Bernd Fackler, Redaktion Waldkirch

Von Bernd Fackler & Redaktion Waldkirch

Sa, 01. August 2020

Literatur & Vorträge

"Das Elsass? Klar, kenn’

kenn’ ich, sind wir oft" – sagen viele Südbadener über den nahen Nachbarn. Wer aber auch die Elsässer kennen will, nein, da reichen Colmar und Riquewihr nicht. Vor 150 Jahren begann der Deutsch-Französische Krieg.

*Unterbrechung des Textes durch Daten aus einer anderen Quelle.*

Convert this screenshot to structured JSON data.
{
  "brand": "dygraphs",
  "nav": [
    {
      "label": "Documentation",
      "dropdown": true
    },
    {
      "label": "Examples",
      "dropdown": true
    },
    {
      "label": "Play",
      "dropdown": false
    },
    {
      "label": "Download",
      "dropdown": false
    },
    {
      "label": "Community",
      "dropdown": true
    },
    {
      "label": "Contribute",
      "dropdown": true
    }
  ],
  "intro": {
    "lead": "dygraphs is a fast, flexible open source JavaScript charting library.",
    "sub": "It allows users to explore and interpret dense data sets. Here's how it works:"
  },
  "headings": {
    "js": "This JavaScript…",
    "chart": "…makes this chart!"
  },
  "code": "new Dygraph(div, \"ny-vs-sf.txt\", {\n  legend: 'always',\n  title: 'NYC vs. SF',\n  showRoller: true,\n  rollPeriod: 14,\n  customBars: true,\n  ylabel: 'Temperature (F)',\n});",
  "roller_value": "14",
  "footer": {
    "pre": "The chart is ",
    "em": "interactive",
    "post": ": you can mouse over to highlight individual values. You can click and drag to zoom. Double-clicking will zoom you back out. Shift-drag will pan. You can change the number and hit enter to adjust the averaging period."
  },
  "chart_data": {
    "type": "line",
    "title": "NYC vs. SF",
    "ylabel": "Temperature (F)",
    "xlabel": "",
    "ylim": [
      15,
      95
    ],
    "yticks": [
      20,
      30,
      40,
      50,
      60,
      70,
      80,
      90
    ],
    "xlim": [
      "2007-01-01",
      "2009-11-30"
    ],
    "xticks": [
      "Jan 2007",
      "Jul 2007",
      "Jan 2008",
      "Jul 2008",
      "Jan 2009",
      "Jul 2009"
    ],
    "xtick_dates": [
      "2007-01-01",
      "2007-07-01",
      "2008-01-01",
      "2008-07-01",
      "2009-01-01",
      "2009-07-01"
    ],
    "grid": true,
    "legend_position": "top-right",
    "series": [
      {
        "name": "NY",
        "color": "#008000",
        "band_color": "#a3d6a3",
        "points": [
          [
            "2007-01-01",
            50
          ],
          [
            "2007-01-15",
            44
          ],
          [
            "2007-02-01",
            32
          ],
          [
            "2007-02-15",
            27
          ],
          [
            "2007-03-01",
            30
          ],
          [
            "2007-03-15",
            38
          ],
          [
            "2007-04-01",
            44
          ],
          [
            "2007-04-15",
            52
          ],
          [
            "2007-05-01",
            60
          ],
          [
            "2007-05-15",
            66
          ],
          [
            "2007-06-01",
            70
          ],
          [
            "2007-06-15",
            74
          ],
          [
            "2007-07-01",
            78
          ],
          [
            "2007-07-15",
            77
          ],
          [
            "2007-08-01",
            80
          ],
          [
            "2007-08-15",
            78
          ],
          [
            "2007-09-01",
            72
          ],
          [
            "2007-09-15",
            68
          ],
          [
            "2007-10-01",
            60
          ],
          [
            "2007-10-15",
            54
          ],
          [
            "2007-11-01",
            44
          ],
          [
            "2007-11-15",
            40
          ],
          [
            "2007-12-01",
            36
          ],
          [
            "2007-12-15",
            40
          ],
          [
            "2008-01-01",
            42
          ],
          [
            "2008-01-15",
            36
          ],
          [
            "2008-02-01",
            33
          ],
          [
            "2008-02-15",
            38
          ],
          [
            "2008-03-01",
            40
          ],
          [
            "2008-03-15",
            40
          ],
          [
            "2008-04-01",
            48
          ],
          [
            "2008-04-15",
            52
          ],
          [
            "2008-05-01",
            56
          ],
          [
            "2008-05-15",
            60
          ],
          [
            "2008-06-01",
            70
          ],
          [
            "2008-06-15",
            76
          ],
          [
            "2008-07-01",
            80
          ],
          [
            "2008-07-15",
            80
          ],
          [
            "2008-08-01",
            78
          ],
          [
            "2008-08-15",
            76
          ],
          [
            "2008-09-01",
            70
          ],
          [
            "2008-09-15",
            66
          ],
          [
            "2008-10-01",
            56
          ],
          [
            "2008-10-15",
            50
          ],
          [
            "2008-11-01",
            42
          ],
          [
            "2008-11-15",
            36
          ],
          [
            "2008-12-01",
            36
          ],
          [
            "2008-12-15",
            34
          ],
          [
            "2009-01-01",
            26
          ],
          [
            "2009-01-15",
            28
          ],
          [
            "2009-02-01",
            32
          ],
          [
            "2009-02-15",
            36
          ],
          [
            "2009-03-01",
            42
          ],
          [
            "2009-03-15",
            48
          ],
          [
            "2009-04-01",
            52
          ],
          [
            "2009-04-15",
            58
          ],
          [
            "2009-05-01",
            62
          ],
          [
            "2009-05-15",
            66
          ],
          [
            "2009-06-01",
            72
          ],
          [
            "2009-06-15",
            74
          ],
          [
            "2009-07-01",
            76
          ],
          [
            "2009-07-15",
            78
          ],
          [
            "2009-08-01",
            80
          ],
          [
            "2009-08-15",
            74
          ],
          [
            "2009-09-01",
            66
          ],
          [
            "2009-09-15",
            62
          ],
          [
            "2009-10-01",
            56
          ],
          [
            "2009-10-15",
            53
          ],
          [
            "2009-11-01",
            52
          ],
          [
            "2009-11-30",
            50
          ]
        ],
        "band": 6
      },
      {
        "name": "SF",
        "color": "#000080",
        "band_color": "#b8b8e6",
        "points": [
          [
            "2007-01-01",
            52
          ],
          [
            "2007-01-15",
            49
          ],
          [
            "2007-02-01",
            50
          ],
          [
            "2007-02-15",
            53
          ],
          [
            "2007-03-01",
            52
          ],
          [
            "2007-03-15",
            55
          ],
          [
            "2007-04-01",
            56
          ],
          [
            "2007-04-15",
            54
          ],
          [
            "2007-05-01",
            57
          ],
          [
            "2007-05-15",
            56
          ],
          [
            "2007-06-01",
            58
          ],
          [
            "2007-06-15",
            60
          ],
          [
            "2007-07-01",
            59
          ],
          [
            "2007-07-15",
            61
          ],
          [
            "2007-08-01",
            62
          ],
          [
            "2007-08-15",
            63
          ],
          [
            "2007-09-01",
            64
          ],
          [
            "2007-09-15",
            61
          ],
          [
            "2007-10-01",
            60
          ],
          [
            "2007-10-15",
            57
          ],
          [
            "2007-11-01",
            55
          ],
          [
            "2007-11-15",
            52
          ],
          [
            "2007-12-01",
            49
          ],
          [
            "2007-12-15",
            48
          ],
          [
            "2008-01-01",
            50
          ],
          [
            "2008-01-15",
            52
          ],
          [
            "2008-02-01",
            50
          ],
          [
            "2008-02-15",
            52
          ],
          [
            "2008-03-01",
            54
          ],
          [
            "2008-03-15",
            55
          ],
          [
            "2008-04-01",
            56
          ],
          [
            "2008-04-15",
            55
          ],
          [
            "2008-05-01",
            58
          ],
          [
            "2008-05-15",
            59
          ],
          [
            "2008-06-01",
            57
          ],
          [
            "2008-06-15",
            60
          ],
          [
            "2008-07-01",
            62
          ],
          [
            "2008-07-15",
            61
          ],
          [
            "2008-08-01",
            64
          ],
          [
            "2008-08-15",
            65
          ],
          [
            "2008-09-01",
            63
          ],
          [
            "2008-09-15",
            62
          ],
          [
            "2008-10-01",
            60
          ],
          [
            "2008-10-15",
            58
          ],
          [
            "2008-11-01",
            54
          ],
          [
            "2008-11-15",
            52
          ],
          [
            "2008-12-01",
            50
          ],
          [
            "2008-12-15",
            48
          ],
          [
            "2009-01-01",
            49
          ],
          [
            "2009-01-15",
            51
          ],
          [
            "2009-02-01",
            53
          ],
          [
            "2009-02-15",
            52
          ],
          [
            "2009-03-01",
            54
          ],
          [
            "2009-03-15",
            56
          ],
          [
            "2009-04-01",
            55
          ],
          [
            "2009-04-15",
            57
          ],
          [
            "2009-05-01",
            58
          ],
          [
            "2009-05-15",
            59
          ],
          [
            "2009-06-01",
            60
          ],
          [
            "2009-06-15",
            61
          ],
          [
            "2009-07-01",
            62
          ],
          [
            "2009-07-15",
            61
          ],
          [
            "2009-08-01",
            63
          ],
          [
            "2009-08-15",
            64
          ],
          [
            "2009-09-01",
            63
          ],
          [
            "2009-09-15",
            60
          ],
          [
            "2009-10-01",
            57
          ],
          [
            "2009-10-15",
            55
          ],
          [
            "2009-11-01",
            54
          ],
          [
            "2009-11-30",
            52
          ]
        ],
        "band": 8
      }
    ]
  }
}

Im August vor 100 Jahren wurde Jean Egen(sberger) geboren, in Lautenbach im Oberelsass. "Die Linden von Lautenbach" heißt sein bekanntestes Buch, Millionenauflage, mit Mario Adorf verfilmt. Stark autobiografisch erzählt der Roman vom Leben der Elsässer in diesen Jahren von 1870 bis 1920 und noch danach. Der kleine Jean, auf elsässisch Schangala, erzählt von den Menschen zwischen Rhein und Vogesen, zwischen Deutschland und Frankreich. "Dr Hans im Schnoogeloch"(der nicht weiß, was er will) wurde zu ihrer "Nationalhymne": Hin- und hergeschoben zwischen Deutschen und Franzosen, das war oft für sie ganz schwer, doch Egen beschreibt es mit sehr viel Humor. Und als der Schangala größer wird, weiß er: Die Deutschen sind doch keine "niederen Säugetiere", wie er als Kind dachte. Auch sein Vater Joseph, der Seppala, hat nicht ganz Recht, als er sagt: "Weißt Du, Schangala, was den Franzosen am meisten fehlt? Dass sie nicht Elsässisch reden!"

Jean Egen: Die Linden von Lautenbach. Aus dem Französischen von Claude-Gérard Benni. Rowohlt. 248 Seiten, 10 Euro.